Sección Paleontología de Vertebrados, CONICET-Museo Argentino de Ciencias Naturales, Ángel Gallardo 470, C1405DJR, Ciudad Autónoma de Buenos Aires, Argentina.
School of Geography, Earth and Environmental Sciences, University of Birmingham, Edgbaston, B15 2TT, Birmingham, UK.
Cladistics. 2024 Jun;40(3):242-281. doi: 10.1111/cla.12581. Epub 2024 May 10.
Although simulations have shown that implied weighting (IW) outperforms equal weighting (EW) in phylogenetic parsimony analyses, weighting against homoplasy lacks extensive usage in palaeontology. Iterative modifications of several phylogenetic matrices in the last decades resulted in extensive genealogies of datasets that allow the evaluation of differences in the stability of results for alternative character weighting methods directly on empirical data.
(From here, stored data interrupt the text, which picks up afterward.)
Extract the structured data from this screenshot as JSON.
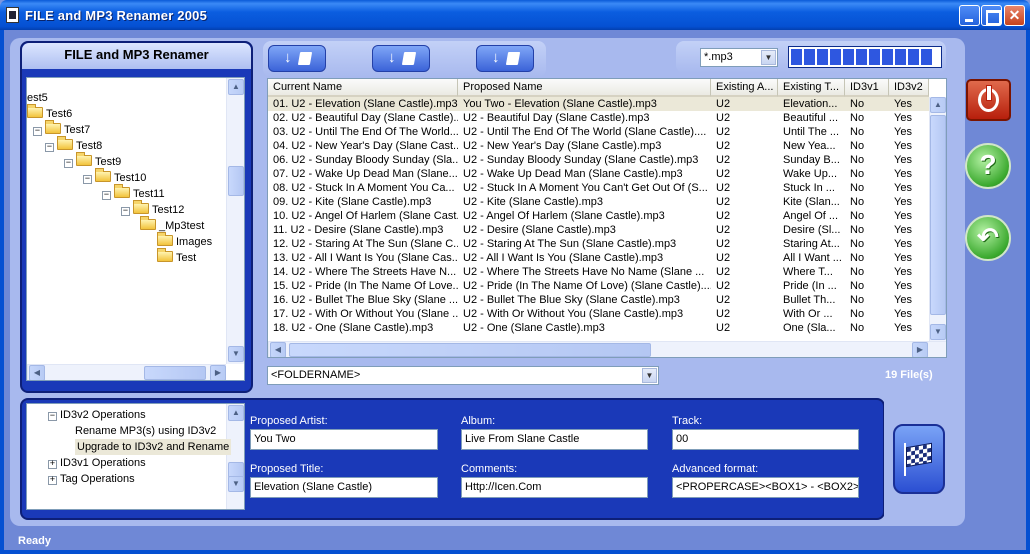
{
  "window": {
    "title": "FILE and MP3 Renamer 2005"
  },
  "tree_panel": {
    "header": "FILE and MP3 Renamer"
  },
  "tree": [
    {
      "label": "",
      "expander": "",
      "folder": false
    },
    {
      "label": "est5",
      "expander": "",
      "folder": false
    },
    {
      "label": "Test6",
      "expander": "",
      "folder": true
    },
    {
      "label": "Test7",
      "expander": "−",
      "folder": true
    },
    {
      "label": "Test8",
      "expander": "−",
      "folder": true
    },
    {
      "label": "Test9",
      "expander": "−",
      "folder": true
    },
    {
      "label": "Test10",
      "expander": "−",
      "folder": true
    },
    {
      "label": "Test11",
      "expander": "−",
      "folder": true
    },
    {
      "label": "Test12",
      "expander": "−",
      "folder": true
    },
    {
      "label": "_Mp3test",
      "expander": "",
      "folder": true
    },
    {
      "label": "Images",
      "expander": "",
      "folder": true
    },
    {
      "label": "Test",
      "expander": "",
      "folder": true
    }
  ],
  "toolbar": {
    "buttons": [
      "move-down-file",
      "move-down-files",
      "move-up"
    ]
  },
  "filter": {
    "mask": "*.mp3",
    "progress_fraction": 1.0
  },
  "file_list": {
    "columns": [
      "Current Name",
      "Proposed Name",
      "Existing A...",
      "Existing T...",
      "ID3v1",
      "ID3v2"
    ],
    "rows": [
      [
        "01. U2 - Elevation (Slane Castle).mp3",
        "You Two - Elevation (Slane Castle).mp3",
        "U2",
        "Elevation...",
        "No",
        "Yes"
      ],
      [
        "02. U2 - Beautiful Day (Slane Castle)....",
        "U2 - Beautiful Day (Slane Castle).mp3",
        "U2",
        "Beautiful ...",
        "No",
        "Yes"
      ],
      [
        "03. U2 - Until The End Of The World...",
        "U2 - Until The End Of The World (Slane Castle)....",
        "U2",
        "Until The ...",
        "No",
        "Yes"
      ],
      [
        "04. U2 - New Year's Day (Slane Cast...",
        "U2 - New Year's Day (Slane Castle).mp3",
        "U2",
        "New Yea...",
        "No",
        "Yes"
      ],
      [
        "06. U2 - Sunday Bloody Sunday (Sla...",
        "U2 - Sunday Bloody Sunday (Slane Castle).mp3",
        "U2",
        "Sunday B...",
        "No",
        "Yes"
      ],
      [
        "07. U2 - Wake Up Dead Man (Slane...",
        "U2 - Wake Up Dead Man (Slane Castle).mp3",
        "U2",
        "Wake Up...",
        "No",
        "Yes"
      ],
      [
        "08. U2 - Stuck In A Moment You Ca...",
        "U2 - Stuck In A Moment You Can't Get Out Of (S...",
        "U2",
        "Stuck In ...",
        "No",
        "Yes"
      ],
      [
        "09. U2 - Kite (Slane Castle).mp3",
        "U2 - Kite (Slane Castle).mp3",
        "U2",
        "Kite (Slan...",
        "No",
        "Yes"
      ],
      [
        "10. U2 - Angel Of Harlem (Slane Cast...",
        "U2 - Angel Of Harlem (Slane Castle).mp3",
        "U2",
        "Angel Of ...",
        "No",
        "Yes"
      ],
      [
        "11. U2 - Desire (Slane Castle).mp3",
        "U2 - Desire (Slane Castle).mp3",
        "U2",
        "Desire (Sl...",
        "No",
        "Yes"
      ],
      [
        "12. U2 - Staring At The Sun (Slane C...",
        "U2 - Staring At The Sun (Slane Castle).mp3",
        "U2",
        "Staring At...",
        "No",
        "Yes"
      ],
      [
        "13. U2 - All I Want Is You (Slane Cas...",
        "U2 - All I Want Is You (Slane Castle).mp3",
        "U2",
        "All I Want ...",
        "No",
        "Yes"
      ],
      [
        "14. U2 - Where The Streets Have N...",
        "U2 - Where The Streets Have No Name (Slane ...",
        "U2",
        "Where T...",
        "No",
        "Yes"
      ],
      [
        "15. U2 - Pride (In The Name Of Love...",
        "U2 - Pride (In The Name Of Love) (Slane Castle)....",
        "U2",
        "Pride (In ...",
        "No",
        "Yes"
      ],
      [
        "16. U2 - Bullet The Blue Sky (Slane ...",
        "U2 - Bullet The Blue Sky (Slane Castle).mp3",
        "U2",
        "Bullet Th...",
        "No",
        "Yes"
      ],
      [
        "17. U2 - With Or Without You (Slane ...",
        "U2 - With Or Without You (Slane Castle).mp3",
        "U2",
        "With Or ...",
        "No",
        "Yes"
      ],
      [
        "18. U2 - One (Slane Castle).mp3",
        "U2 - One (Slane Castle).mp3",
        "U2",
        "One (Sla...",
        "No",
        "Yes"
      ]
    ]
  },
  "folder_format": {
    "value": "<FOLDERNAME>"
  },
  "file_count": "19 File(s)",
  "operations_tree": [
    {
      "label": "ID3v2 Operations",
      "expander": "−",
      "level": 0,
      "selected": false
    },
    {
      "label": "Rename MP3(s) using ID3v2",
      "expander": "",
      "level": 1,
      "selected": false
    },
    {
      "label": "Upgrade to ID3v2 and Rename",
      "expander": "",
      "level": 1,
      "selected": true
    },
    {
      "label": "ID3v1 Operations",
      "expander": "+",
      "level": 0,
      "selected": false
    },
    {
      "label": "Tag Operations",
      "expander": "+",
      "level": 0,
      "selected": false
    }
  ],
  "form": {
    "proposed_artist_label": "Proposed Artist:",
    "proposed_artist_value": "You Two",
    "album_label": "Album:",
    "album_value": "Live From Slane Castle",
    "track_label": "Track:",
    "track_value": "00",
    "proposed_title_label": "Proposed Title:",
    "proposed_title_value": "Elevation (Slane Castle)",
    "comments_label": "Comments:",
    "comments_value": "Http://Icen.Com",
    "advanced_format_label": "Advanced format:",
    "advanced_format_value": "<PROPERCASE><BOX1> - <BOX2><"
  },
  "status": {
    "text": "Ready"
  },
  "colors": {
    "window_blue": "#0550d2",
    "panel_navy": "#1a39b8",
    "panel_light": "#a8b9ee",
    "selection": "#ebe8d8"
  },
  "icons": [
    "power-icon",
    "help-icon",
    "back-arrow-icon",
    "checkered-flag-icon",
    "folder-icon"
  ]
}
Each generation was compared against the most recent generation in each genealogy because it is assumed that it is the most comprehensive (higher sampling), revised (fewer misscorings) and complete (lower amount of missing data) matrix of the genealogy. The analyses were conducted on six different genealogies under EW and IW and extended implied weighting (EIW) with a range of concavity constant values (k) between 3 and 30. Pairwise comparisons between trees were conducted using Robinson-Foulds distances normalized by the total number of groups, distortion coefficient, subtree pruning and regrafting moves, and the proportional sum of group dissimilarities. The results consistently show that IW and EIW produce results more similar to those of the last dataset than EW in the vast majority of genealogies and for all comparative measures. This is significant because almost all of these matrices were originally analysed only under EW. Implied weighting and EIW do not outperform each other unambiguously. Euclidean distances based on a principal components analysis of the comparative measures show that different ranges of k-values retrieve the most similar results to the last generation in different genealogies. There is a significant positive linear correlation between the optimal k-values and the number of terminals of the last generations. This could be employed to inform about the range of k-values to be used in phylogenetic analyses based on matrix size but with the caveat that this emergent relationship still relies on a low sample size of genealogies.
尽管模拟表明,在系统发育简约分析中,隐含赋权(IW)优于等权重(EW),但反同形性加权在古生物学中尚未得到广泛应用。在过去几十年中,对几个系统发育矩阵进行了迭代修改,产生了广泛的数据集系统发育,允许直接在经验数据上评估替代字符加权方法的结果稳定性差异。在每个系统发育中,每一代都与最近的一代进行比较,因为假设这是该系统发育中最全面(更高的采样)、修订(更少的错误)和完整(更少的数据缺失)的矩阵。在 EW 和 IW 下对六个不同的系统发育进行了分析,并使用范围在 3 到 30 之间的凹度常数值(k)扩展了隐含加权(EIW)。使用通过总组数、扭曲系数、子树修剪和重新连接移动以及组相似度总和归一化的罗宾逊-福尔德距离进行树之间的成对比较。结果一致表明,在绝大多数系统发育中,对于所有比较度量,IW 和 EIW 比 EW 产生的结果更接近最后一个数据集。这很重要,因为几乎所有这些矩阵最初都仅在 EW 下进行分析。隐含加权和 EIW 并没有明确地相互超越。基于比较度量的主成分分析的欧几里得距离表明,不同的 k 值范围在不同的系统发育中检索到与最后一代最相似的结果。最佳 k 值与最后一代的终端数量之间存在显著的正线性相关。这可以用来告知基于矩阵大小的系统发育分析中要使用的 k 值范围,但需要注意的是,这种新兴关系仍然依赖于系统发育的小样本量。